Bien plus tard, à l’initiative du chercheur en soutenabilité globale, Johan Rockström, vingt-huit spécialistes des sciences environnementales se réunissent pour travailler autour du concept de limites planétaires[3]. Cette équipe cherche alors à appréhender globalement la situation écologique de notre Terre à l’aide des notions de seuil critique, de frontière et de limite. Elle tente de formaliser à l’échelle du système Terre qu’au-delà de certains seuils écologiques, nous pouvons déclencher un processus biogéophysique irréversible. L’un des exemples de franchissement d’un seuil critique se trouve en mer d’Aral. Ce grand lac salé, de la taille de deux fois la Belgique dans les années 1950, a quasiment disparu à cause du détournement des eaux pour irriguer les champs de coton. Bien qu’aujourd’hui la situation s’améliore, l’écosystème a été complètement et définitivement modifié : toutes les espèces de poissons endémiques sont éteintes et la pollution de pesticides persiste. Ces phénomènes critiques sont très documentés en écologie scientifique. Sous l’action d’une pression nouvelle, un écosystème peut s’effondrer si un seuil critique est franchi. Depuis cette première publication en 2009, des scientifiques démontrent dans les revues les plus prestigieuses (Nature et Science) que nous pouvons atteindre des seuils à l’échelle planétaire, et non plus seulement à l’échelle locale[4].

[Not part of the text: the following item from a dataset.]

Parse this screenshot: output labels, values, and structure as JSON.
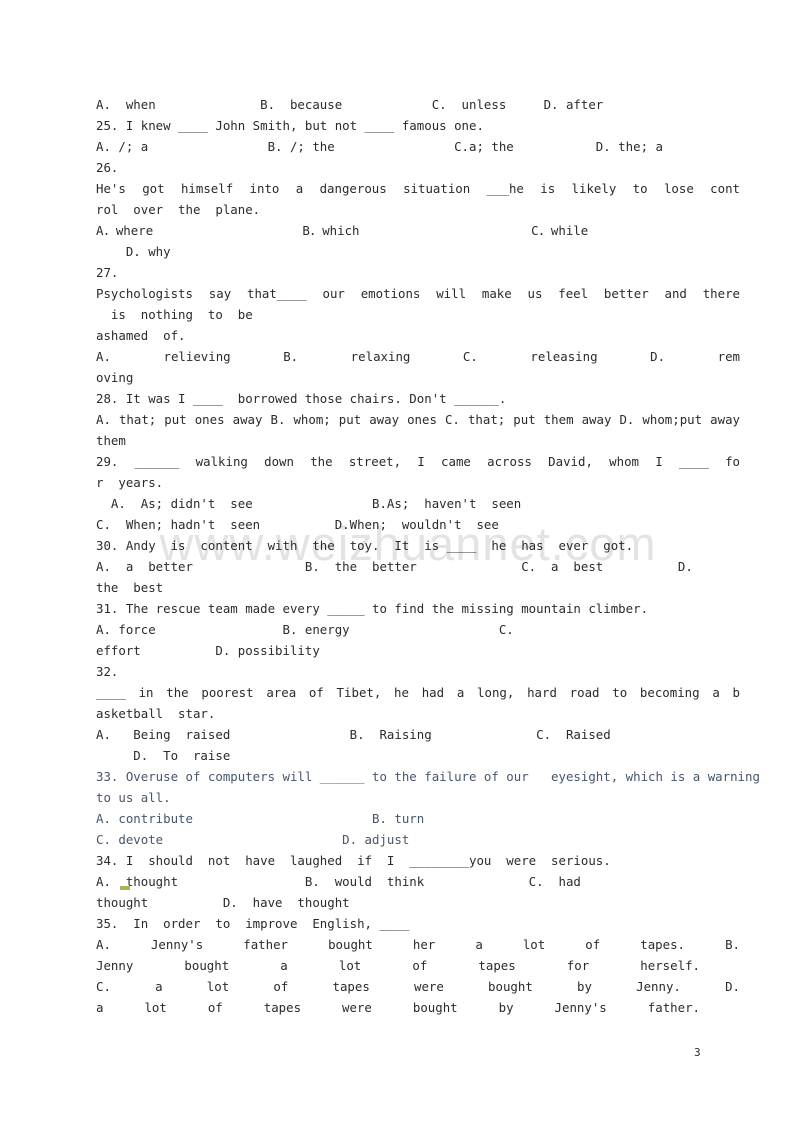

Les neuf limites planétaires


Pour les scientifiques, l’enjeu est alors de définir les processus écologiques qui constituent les limites planétaires. En 2015, l’équipe de Johan Rockström améliore la définition et l’estimation de ces limites qui se présentent au nombre de neuf : la déplétion de la couche d’ozone, le changement climatique, l’acidification des océans, la perturbation des cycles de l’azote et du phosphore, l’usage de l’eau douce, l’usage des sols, les pertes de biodiversité, les nouvelles entités chimiques et les aérosols. Nous allons tenter ici d’en présenter les fondements scientifiques.

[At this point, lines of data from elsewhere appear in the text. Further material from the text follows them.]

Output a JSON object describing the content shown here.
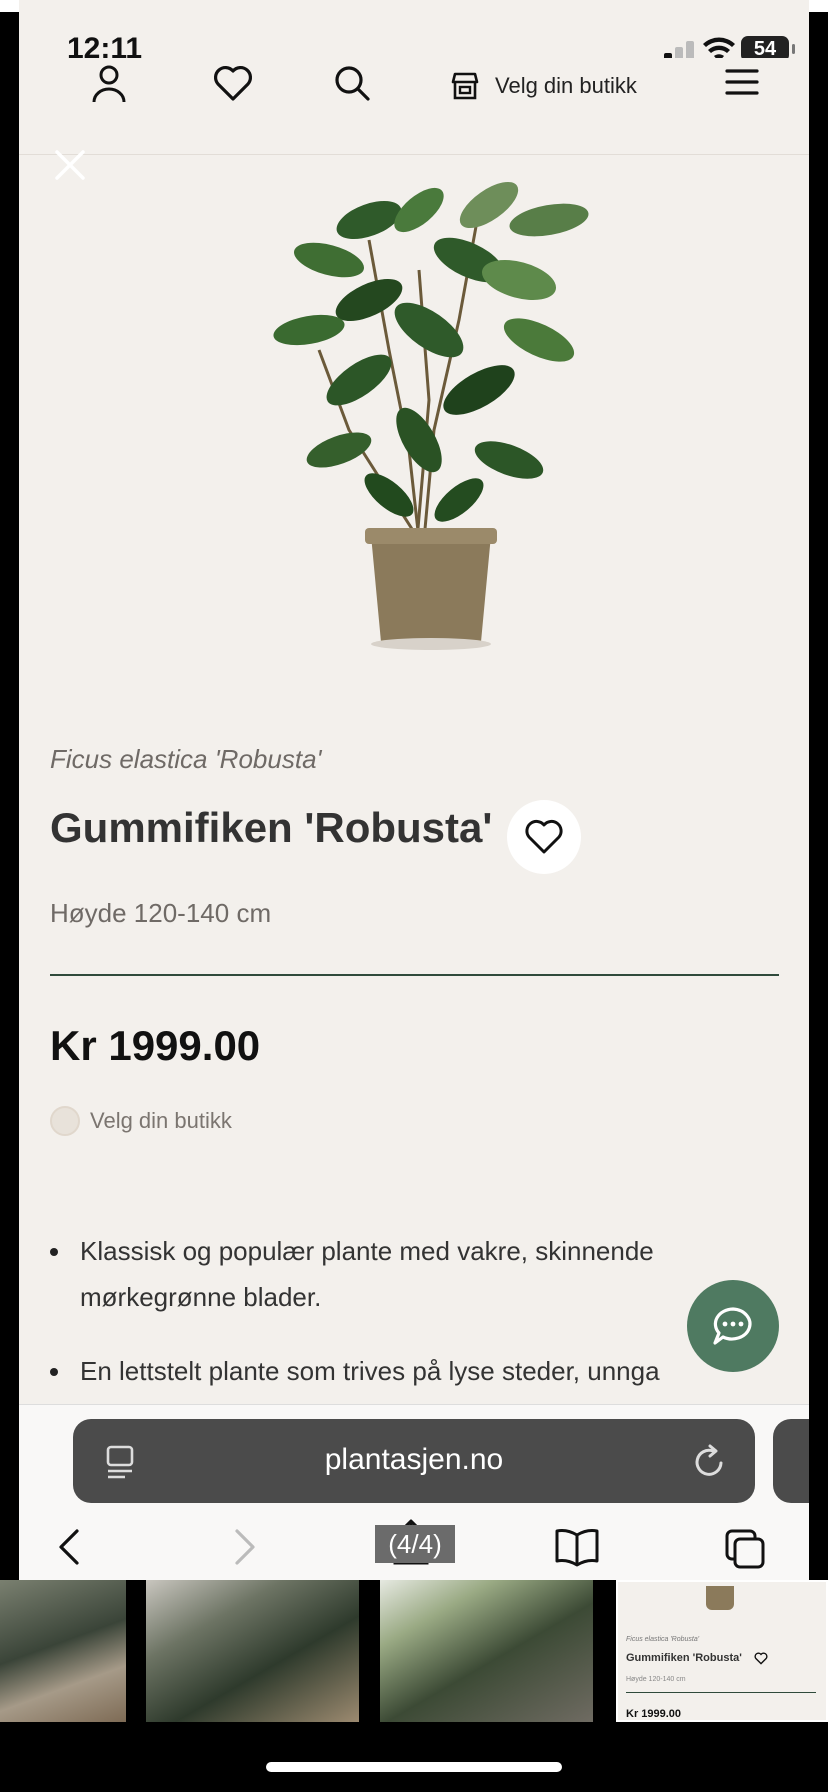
{
  "status": {
    "time": "12:11",
    "battery": "54"
  },
  "nav": {
    "icons": [
      "account-icon",
      "heart-icon",
      "search-icon",
      "store-icon",
      "menu-icon"
    ],
    "store_label": "Velg din butikk"
  },
  "product": {
    "latin_name": "Ficus elastica 'Robusta'",
    "name": "Gummifiken 'Robusta'",
    "height": "Høyde 120-140 cm",
    "price": "Kr 1999.00",
    "store_select": "Velg din butikk",
    "bullets": [
      "Klassisk og populær plante med vakre, skinnende mørkegrønne blader.",
      "En lettstelt plante som trives på lyse steder, unnga"
    ]
  },
  "browser": {
    "url": "plantasjen.no",
    "counter": "(4/4)"
  },
  "thumbnail": {
    "latin": "Ficus elastica 'Robusta'",
    "name": "Gummifiken 'Robusta'",
    "height": "Høyde 120-140 cm",
    "price": "Kr 1999.00"
  },
  "colors": {
    "accent": "#4f7a61",
    "background": "#f3f0ec",
    "rule": "#2f4a3b"
  }
}
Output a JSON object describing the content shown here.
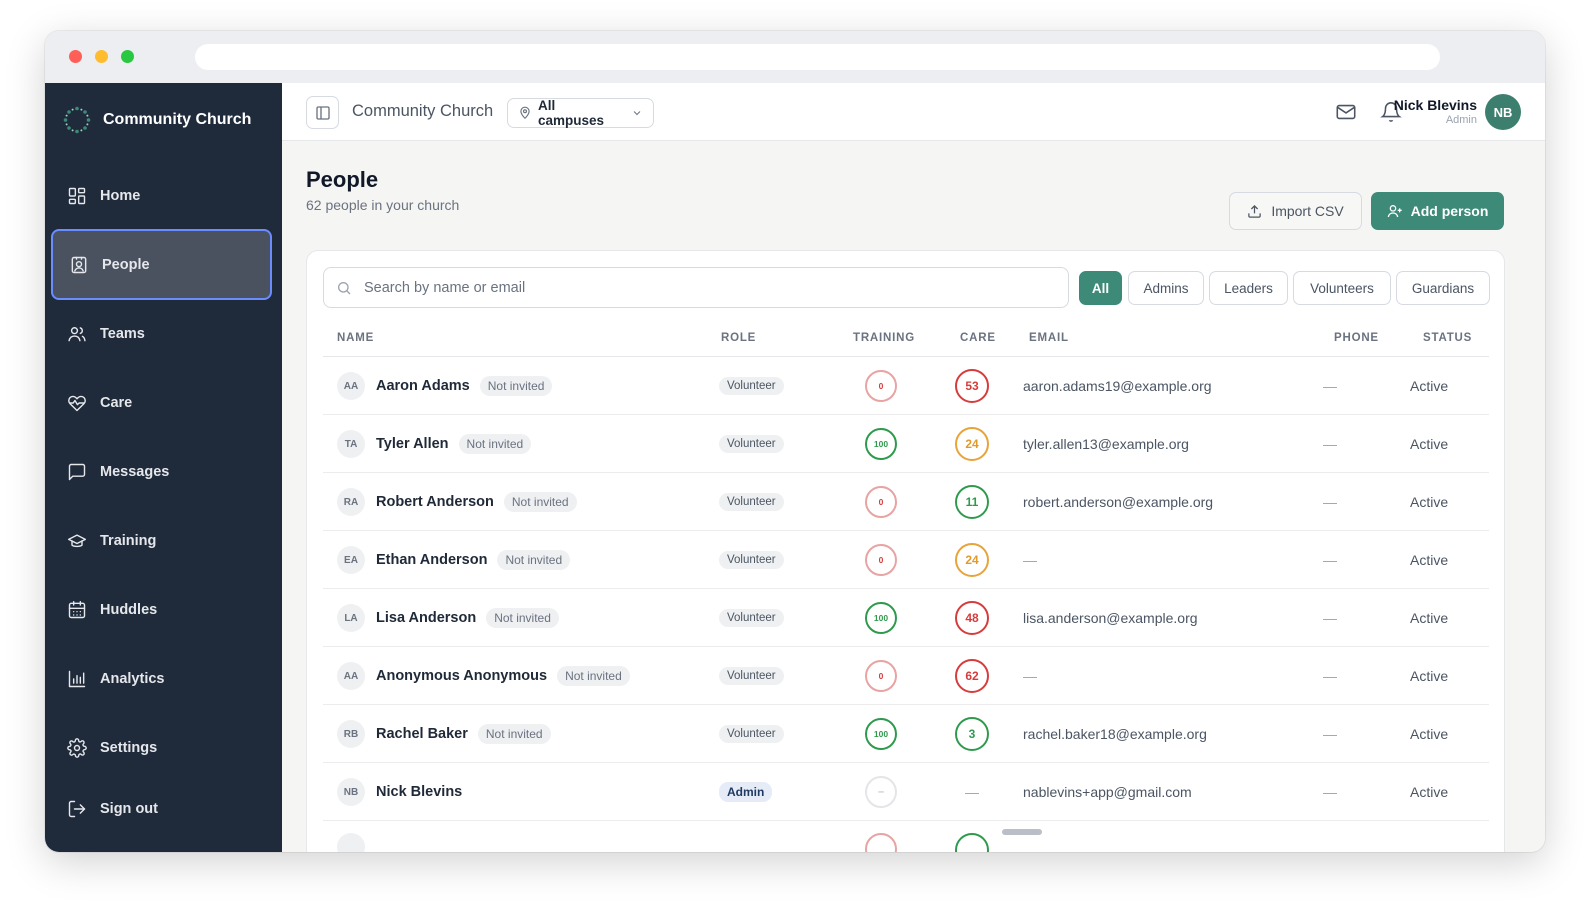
{
  "app": {
    "brand": "Community Church",
    "nav": [
      {
        "key": "home",
        "label": "Home",
        "icon": "grid-icon"
      },
      {
        "key": "people",
        "label": "People",
        "icon": "contact-card-icon"
      },
      {
        "key": "teams",
        "label": "Teams",
        "icon": "users-icon"
      },
      {
        "key": "care",
        "label": "Care",
        "icon": "heart-pulse-icon"
      },
      {
        "key": "messages",
        "label": "Messages",
        "icon": "chat-icon"
      },
      {
        "key": "training",
        "label": "Training",
        "icon": "graduation-cap-icon"
      },
      {
        "key": "huddles",
        "label": "Huddles",
        "icon": "calendar-icon"
      },
      {
        "key": "analytics",
        "label": "Analytics",
        "icon": "bar-chart-icon"
      },
      {
        "key": "settings",
        "label": "Settings",
        "icon": "gear-icon"
      },
      {
        "key": "signout",
        "label": "Sign out",
        "icon": "sign-out-icon"
      }
    ],
    "active_nav": "people"
  },
  "topbar": {
    "title": "Community Church",
    "campus": "All campuses",
    "user_name": "Nick Blevins",
    "user_role": "Admin",
    "user_initials": "NB"
  },
  "page": {
    "title": "People",
    "subtitle": "62 people in your church",
    "import_label": "Import CSV",
    "add_label": "Add person"
  },
  "search": {
    "placeholder": "Search by name or email",
    "value": ""
  },
  "filters": [
    "All",
    "Admins",
    "Leaders",
    "Volunteers",
    "Guardians"
  ],
  "active_filter": "All",
  "colors": {
    "accent": "#3d8a78",
    "sidebar": "#1f2a3a",
    "danger": "#d63c3c",
    "success": "#2f9a4e",
    "warning": "#e8a33a"
  },
  "table": {
    "headers": {
      "name": "NAME",
      "role": "ROLE",
      "training": "TRAINING",
      "care": "CARE",
      "email": "EMAIL",
      "phone": "PHONE",
      "status": "STATUS"
    },
    "rows": [
      {
        "initials": "AA",
        "name": "Aaron Adams",
        "invite": "Not invited",
        "role": "Volunteer",
        "training": "0",
        "training_tone": "pinkred",
        "care": "53",
        "care_tone": "red",
        "email": "aaron.adams19@example.org",
        "phone": "—",
        "status": "Active"
      },
      {
        "initials": "TA",
        "name": "Tyler Allen",
        "invite": "Not invited",
        "role": "Volunteer",
        "training": "100",
        "training_tone": "green",
        "care": "24",
        "care_tone": "orange",
        "email": "tyler.allen13@example.org",
        "phone": "—",
        "status": "Active"
      },
      {
        "initials": "RA",
        "name": "Robert Anderson",
        "invite": "Not invited",
        "role": "Volunteer",
        "training": "0",
        "training_tone": "pinkred",
        "care": "11",
        "care_tone": "green",
        "email": "robert.anderson@example.org",
        "phone": "—",
        "status": "Active"
      },
      {
        "initials": "EA",
        "name": "Ethan Anderson",
        "invite": "Not invited",
        "role": "Volunteer",
        "training": "0",
        "training_tone": "pinkred",
        "care": "24",
        "care_tone": "orange",
        "email": "—",
        "phone": "—",
        "status": "Active"
      },
      {
        "initials": "LA",
        "name": "Lisa Anderson",
        "invite": "Not invited",
        "role": "Volunteer",
        "training": "100",
        "training_tone": "green",
        "care": "48",
        "care_tone": "red",
        "email": "lisa.anderson@example.org",
        "phone": "—",
        "status": "Active"
      },
      {
        "initials": "AA",
        "name": "Anonymous Anonymous",
        "invite": "Not invited",
        "role": "Volunteer",
        "training": "0",
        "training_tone": "pinkred",
        "care": "62",
        "care_tone": "red",
        "email": "—",
        "phone": "—",
        "status": "Active"
      },
      {
        "initials": "RB",
        "name": "Rachel Baker",
        "invite": "Not invited",
        "role": "Volunteer",
        "training": "100",
        "training_tone": "green",
        "care": "3",
        "care_tone": "green",
        "email": "rachel.baker18@example.org",
        "phone": "—",
        "status": "Active"
      },
      {
        "initials": "NB",
        "name": "Nick Blevins",
        "invite": "",
        "role": "Admin",
        "training": "–",
        "training_tone": "muted",
        "care": "—",
        "care_tone": "none",
        "email": "nablevins+app@gmail.com",
        "phone": "—",
        "status": "Active"
      }
    ]
  }
}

Source : représentation des limites planétaires (traduit de Steffen et al., 2015).

Un écosystème est souvent situé dans un état d’équilibre relativement stable, c’est-à-dire que chaque perturbation éventuelle est contrebalancée par des rétroactions négatives tendant à un retour à l’équilibre. En écologie scientifique, on appelle cela la résilience. Néanmoins, si la « frontière » est franchie, le seuil critique, i.e. la « limite », peut être atteint. Et s’il l’est, l’écosystème peut changer d’état irréversiblement pour en prendre un autre, lui aussi stable (pensons à une mare qui s’assèche). Si ce phénomène est depuis longtemps documenté à l’échelle locale, les publications sur les limites planétaires nous alertent qu’un tel phénomène peut atteindre, par certains processus, l’ensemble de la planète. Le travail des scientifiques consiste, d’une part, à définir le plus précisément possible cette limite au-delà de laquelle l’écosystème change d’état et, d’autre part, les frontières qui caractérisent la zone de danger précédant la limite. Il est donc important de détecter les signaux précoces de l’approche des limites [early warning signals].

La couche d’ozone


Trois grands processus régulent le système Terre : la couche d’ozone, le climat et les océans. Nous parlons de système Terre car chaque compartiment est en relation avec les autres. Quarante kilomètres au-dessus de la surface de la Terre se trouve une concentration importante d’ozone, appelée couche d’ozone, du nom de cet élément qui filtre à cette altitude des rayonnements solaires ultraviolets dangereux pour le vivant. Dans les années 1960-70, l’humanité utilisait beaucoup de chlorofluorocarbures (CFC), un gaz stable à la surface de la Terre et donc pratique pour les industriels. Cependant, lorsqu’il arrive à hauteur de la couche d’ozone, il devient le catalyseur d’une réaction en chaîne détruisant ce bouclier. Face à ce constat, la communauté internationale a réussi, en 1987, à interdire les CFC. C’est la belle histoire [success story] d’une réponse internationale à un déséquilibre anthropique majeur du système Terre. À la suite d’une mobilisation scientifique mondiale, la communauté internationale a en effet réussi à résoudre le problème pour revenir dans la zone sécurisée [safe zone] du paradigme des limites planétaires : la concentration en ozone de la stratosphère est ramenée en deçà de la frontière caractérisant l’entrée dans la zone d’incertitude. Toutefois, il ne faudrait pas oublier que la production de CFC était concentrée dans certains pays et aux mains de certains acteurs économiques, que les usages étaient relativement réduits et qu’un substitut performant existait (les H-CFC).

Le changement climatique


Contrairement à la question de la couche d’ozone, la communauté internationale échoue à endiguer le réchauffement climatique. Lié à la perturbation du cycle géologique du carbone, le changement climatique est alimenté par la combustion d’énergies fossiles, mais aussi la fabrication du ciment, le torchage des puits de gaz et le changement d’affectation des sols. Dans le cadre des limites planétaires, la concentration de CO2 dans l’atmosphère est considérée comme une variable de contrôle. Si la frontière se situe à 350 ppm, nous étions déjà à 400 ppm en 2015. L’autre variable de contrôle est le forçage radiatif, c’est-à-dire l’augmentation du pouvoir réchauffant de l’atmosphère par rapport à l’ère préindustrielle. Le safe operating space [espace de fonctionnement sécurisé ou zone sécurisée] est positionné sous le forçage d’1W/m2 alors que nous étions déjà à 2,3W/m2 en 2015. Nous sommes donc déjà dans la zone d’incertitude, bien au-delà de la frontière.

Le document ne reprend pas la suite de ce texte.